At first glance, the Biofuels Act seems like a promising start on the road towards national energy independence and weaning away from dependence on imported energy sources. But a closer look reveals how the law ultimately promotes foreign control over the Philippiness natural resources, which is already the present state of the oil industry.

By Arnold Padilla
Ibon Features

MANILA — The search for indigenous energy sources is a vital one for the Philippines, given its dependence on imported oil. In the wake of recent record-high oil price levels, the Arroyo government has been actively promoting the search for alternative energy sources.

In her 2005 State of the Nation Address, President Gloria Arroyo had asked Congress to pass legislation on renewable and indigenous energy. She also actively promoted the Alternative Fuels Program of her Medium-Term Philippine Development Plan (MTPDP) 2004-2010 as one of the long-term solutions to high oil prices.
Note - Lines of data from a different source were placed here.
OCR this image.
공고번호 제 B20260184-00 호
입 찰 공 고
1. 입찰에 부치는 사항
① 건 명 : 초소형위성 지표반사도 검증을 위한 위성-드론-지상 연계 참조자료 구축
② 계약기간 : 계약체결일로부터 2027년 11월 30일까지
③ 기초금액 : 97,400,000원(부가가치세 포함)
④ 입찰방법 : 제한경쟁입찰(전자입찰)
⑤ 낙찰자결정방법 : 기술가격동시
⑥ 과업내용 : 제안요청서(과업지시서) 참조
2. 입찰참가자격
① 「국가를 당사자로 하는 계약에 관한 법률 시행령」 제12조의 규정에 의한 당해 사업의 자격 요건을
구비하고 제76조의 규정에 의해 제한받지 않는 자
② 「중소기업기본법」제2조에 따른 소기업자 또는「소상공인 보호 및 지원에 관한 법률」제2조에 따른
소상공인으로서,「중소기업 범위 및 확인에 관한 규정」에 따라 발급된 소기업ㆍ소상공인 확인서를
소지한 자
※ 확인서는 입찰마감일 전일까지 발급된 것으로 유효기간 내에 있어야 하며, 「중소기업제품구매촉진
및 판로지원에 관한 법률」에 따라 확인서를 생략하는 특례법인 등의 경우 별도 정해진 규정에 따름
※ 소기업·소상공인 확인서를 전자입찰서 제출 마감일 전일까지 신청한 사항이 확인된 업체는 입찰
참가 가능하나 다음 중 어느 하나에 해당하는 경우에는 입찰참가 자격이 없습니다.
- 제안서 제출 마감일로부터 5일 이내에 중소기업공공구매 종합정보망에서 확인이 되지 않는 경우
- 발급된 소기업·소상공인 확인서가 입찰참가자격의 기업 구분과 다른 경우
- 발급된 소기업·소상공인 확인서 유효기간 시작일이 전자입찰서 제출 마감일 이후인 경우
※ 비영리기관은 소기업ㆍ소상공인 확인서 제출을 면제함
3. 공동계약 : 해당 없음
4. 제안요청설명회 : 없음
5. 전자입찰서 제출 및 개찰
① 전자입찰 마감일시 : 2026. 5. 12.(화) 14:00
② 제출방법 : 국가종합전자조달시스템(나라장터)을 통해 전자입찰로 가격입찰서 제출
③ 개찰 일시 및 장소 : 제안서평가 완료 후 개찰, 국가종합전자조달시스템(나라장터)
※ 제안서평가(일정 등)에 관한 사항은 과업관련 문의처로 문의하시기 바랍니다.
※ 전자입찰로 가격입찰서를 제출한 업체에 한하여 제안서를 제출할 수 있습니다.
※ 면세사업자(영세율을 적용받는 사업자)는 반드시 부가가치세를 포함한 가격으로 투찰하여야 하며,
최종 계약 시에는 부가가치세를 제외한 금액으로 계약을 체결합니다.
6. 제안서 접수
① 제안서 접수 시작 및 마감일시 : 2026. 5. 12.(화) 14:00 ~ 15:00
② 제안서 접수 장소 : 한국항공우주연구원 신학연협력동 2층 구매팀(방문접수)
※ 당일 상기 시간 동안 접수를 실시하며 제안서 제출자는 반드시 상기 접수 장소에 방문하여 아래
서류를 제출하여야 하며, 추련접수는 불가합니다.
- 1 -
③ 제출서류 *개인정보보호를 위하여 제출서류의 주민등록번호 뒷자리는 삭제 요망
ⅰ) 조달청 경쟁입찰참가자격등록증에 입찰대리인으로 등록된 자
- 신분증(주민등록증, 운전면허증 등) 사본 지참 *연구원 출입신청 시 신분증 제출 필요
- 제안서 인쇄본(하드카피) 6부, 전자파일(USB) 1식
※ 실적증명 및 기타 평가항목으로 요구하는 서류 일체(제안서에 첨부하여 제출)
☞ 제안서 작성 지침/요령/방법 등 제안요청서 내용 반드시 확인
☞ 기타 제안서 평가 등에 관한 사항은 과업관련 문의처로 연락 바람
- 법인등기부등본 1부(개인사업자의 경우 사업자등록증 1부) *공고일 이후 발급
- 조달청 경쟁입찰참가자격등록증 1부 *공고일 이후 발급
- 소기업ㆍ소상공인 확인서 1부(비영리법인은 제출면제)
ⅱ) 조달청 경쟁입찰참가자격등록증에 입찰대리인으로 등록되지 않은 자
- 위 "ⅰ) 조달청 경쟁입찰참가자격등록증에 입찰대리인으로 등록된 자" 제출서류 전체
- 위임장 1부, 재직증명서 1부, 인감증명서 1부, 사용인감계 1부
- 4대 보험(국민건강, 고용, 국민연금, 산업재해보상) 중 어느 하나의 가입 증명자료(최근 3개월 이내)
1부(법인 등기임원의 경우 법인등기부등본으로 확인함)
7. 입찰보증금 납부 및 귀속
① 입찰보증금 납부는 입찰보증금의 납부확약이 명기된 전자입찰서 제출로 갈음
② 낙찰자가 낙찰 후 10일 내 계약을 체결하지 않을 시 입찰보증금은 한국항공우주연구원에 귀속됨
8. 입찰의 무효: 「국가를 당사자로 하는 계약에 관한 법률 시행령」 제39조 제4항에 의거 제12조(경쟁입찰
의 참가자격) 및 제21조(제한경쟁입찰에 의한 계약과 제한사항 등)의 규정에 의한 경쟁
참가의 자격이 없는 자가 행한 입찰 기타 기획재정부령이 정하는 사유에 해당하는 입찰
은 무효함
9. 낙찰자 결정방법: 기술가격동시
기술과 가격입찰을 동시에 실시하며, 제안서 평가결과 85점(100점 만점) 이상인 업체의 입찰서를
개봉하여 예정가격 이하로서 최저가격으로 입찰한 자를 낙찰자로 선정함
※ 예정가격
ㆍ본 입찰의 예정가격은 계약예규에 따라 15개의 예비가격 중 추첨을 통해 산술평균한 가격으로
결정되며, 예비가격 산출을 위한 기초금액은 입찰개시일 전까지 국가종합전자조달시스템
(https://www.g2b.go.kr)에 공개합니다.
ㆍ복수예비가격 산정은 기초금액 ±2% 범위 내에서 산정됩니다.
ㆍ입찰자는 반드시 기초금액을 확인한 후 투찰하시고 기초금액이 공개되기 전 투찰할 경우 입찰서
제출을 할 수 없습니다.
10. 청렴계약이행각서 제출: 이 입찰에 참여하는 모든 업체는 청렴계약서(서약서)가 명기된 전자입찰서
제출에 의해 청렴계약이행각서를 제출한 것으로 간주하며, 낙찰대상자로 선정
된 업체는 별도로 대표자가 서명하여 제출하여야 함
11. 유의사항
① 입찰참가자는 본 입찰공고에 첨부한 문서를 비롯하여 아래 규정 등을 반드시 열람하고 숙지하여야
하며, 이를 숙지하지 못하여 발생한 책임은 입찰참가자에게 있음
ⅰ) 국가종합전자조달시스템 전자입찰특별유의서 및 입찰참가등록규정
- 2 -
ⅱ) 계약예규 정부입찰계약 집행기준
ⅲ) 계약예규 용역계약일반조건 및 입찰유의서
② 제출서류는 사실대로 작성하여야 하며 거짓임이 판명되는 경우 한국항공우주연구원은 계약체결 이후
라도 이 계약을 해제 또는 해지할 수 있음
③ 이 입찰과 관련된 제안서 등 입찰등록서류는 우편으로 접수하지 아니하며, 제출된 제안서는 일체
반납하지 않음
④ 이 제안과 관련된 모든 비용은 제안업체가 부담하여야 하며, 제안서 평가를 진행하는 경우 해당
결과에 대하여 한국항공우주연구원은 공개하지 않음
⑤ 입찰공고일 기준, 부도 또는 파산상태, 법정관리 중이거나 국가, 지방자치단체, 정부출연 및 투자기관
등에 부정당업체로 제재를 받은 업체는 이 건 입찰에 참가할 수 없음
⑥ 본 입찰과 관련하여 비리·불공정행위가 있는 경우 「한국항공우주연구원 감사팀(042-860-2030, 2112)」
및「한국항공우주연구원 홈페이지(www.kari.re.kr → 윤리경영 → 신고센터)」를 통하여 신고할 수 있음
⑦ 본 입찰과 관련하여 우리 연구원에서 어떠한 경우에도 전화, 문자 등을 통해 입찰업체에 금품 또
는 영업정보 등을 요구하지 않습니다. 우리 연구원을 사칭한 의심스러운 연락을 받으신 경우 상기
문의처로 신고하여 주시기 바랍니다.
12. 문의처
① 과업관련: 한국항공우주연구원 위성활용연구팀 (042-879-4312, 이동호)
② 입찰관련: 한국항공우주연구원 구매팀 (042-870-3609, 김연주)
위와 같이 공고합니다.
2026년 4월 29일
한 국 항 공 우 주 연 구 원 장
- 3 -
The passage of the Biofuels Act seems to be one answer to this search for indigenous energy sources. It calls for the use of biofuels such as bioethanol, biodiesel, and other fuels made from biomass (i.e. any organic matter which is renewable).

Bioethanol refers to ethanol produced from feedstock and other biomass suitably denatured for use as motor fuel while biodiesel refers to fatty acid methyl ester derived from vegetable oils or animal fats technically proven and approved by the Department of Energy (DoE) for use in diesel engines.

The law prescribes that a minimum 1% biodiesel be blended into all diesel engine fuels within three months of the implementation of the law, while bioethanol should comprise 5% of the annual total volume of gasoline fuel actually sold and distributed by all oil companies in the country within two years of the Acts effectivity. Further, the Department of Energy is mandated by the Act to determine the feasibility of bioethanol increasing to a minimum of 10% of the total volume of gasoline fuel within four years and 2% for biodiesel within two years from the effectivity of the law.

Indigenous materials would be used to produce biofuels locally. Coconut would be used as feedstock for biodiesel. To ensure the programs sustainability, the DOE is also studying other possible biodiesel feedstocks such as Jathropa Curcas or tuba-tuba. For bioethanol production, government aims to utilize sugar cane, corn, cassava, and nipa.

Thus, at first glance, the Biofuels Act seems like a promising start on the road towards national energy independence and weaning away from dependence on imported energy sources. But a closer look reveals how the law ultimately promotes foreign control over the countrys natural resources that is already the present state of the countrys oil industry.

Foreign Investors Cash In

It is expensive to set up an ethanol plant; one estimate pegged the cost at P2 billion for a plant with a capacity of 100,000 liters daily. The Acts principal author, Miguel Zubiri, has said that the country needs to set up at least 25 ethanol plants in order for the Philippines to meet the prescribed ethanol-gasoline mix.

This high expense is why foreign corporations are behind most of the ethanol projects launched in the wake of the law.

For example, Saudi Aramco, 40% owner of Petron Corporation, expressed its plan to build an ethanol distillery or a jathropa processing plant in Mindanao as part of its commitment to invest $300 million in new investments from 2007 to 2010 to expand its refinery.

Meanwhile, the countrys first ethanol plant– the P2.28-billion San Carlos Bioenergy Inc. (SCBI) in San Carlos City, Negros Occidental with a production capacity of 27.3 million liters per year– was built by Bronzeoak Philippines, a local unit of British firm Bronzeoak Ltd. (60% ownership), together with the National Development Corporation.